The Western Australian Government has reversed its decision to retrospectively cut support for solar households.

Premier Colin Barnet announced the backflip over cuts to Western Australia’s solar feed-in tariff after an electoral backlash took the government by surprise.

The Barnett government had planned to cut the solar feed-in tariff from 40 cents per kilowatt-hour to 20 cents by
July 1, 2014, as part of the state’s 2013/14 budget; a move that caused widespread anger from the community and several members of parliament.

The reversal is a step forward for the solar industry, with Clean Energy Council chief executive David Green acknowledging the government had made the right decision.

“The government was quick to acknowledge it had made the wrong decision and you can’t ask for more than that,” Mr Green said.

“About 185,000 people would have been affected by this cut and it obviously caused significant concern among people who invested their hard-earned money to protect themselves and their families from rising power bills.”

The Sustainable Energy Association has also welcomed the decision, with chief executive Kirsten Rose stating, “the Government wildly underestimated the anger this would generate in the community”.

“It was an ill-considered decision in the first place. Reversing it is the right thing to do.
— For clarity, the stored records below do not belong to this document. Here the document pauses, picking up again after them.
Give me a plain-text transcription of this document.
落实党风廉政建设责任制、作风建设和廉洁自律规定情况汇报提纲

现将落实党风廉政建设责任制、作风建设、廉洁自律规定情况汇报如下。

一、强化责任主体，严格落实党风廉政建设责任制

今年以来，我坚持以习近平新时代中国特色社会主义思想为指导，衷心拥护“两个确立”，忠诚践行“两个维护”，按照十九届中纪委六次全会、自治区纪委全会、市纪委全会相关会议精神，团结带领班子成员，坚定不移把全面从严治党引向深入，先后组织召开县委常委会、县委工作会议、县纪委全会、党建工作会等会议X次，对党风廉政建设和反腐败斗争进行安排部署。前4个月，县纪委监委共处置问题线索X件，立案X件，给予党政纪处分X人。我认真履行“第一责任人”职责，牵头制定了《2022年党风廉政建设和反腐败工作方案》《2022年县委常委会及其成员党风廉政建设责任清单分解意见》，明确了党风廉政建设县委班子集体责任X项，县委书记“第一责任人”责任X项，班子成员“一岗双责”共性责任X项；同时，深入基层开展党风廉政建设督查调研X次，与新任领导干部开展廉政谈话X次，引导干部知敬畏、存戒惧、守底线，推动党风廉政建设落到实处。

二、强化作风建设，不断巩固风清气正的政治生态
Credit to the WA Government for recognising the important role that residential solar PV plays in reducing our demand for non-renewable generated electricity and in reducing the need for costly network upgrades,” Ms Rose said.

In recent years, around 75,000 Western Australian households have invested in solar power technology with the expectation they will in turn, receive a financial return. Not surprisingly, angry solar groups branded the decision to cut solar subsidy cuts a “betrayal” of Western Australian individuals and businesses, with lobby group Solar Citizens immediately collecting 8800 signatures from displeased consumers.

The group also referred hundreds of solar owners to politicians who were called, sent emails and directly alerted to the potential for legal action, according to Government News.

Mr Barnett acknowledged his government had made the wrong decision and that it would “fix it”.

“We have listened and we appreciate the commitment that many people have made to take up renewable energy, like solar power,” Mr Barnett said, as reported by Government News.

“We understand that this measure would have had an unfair impact on one section of the community and it has to be reversed.”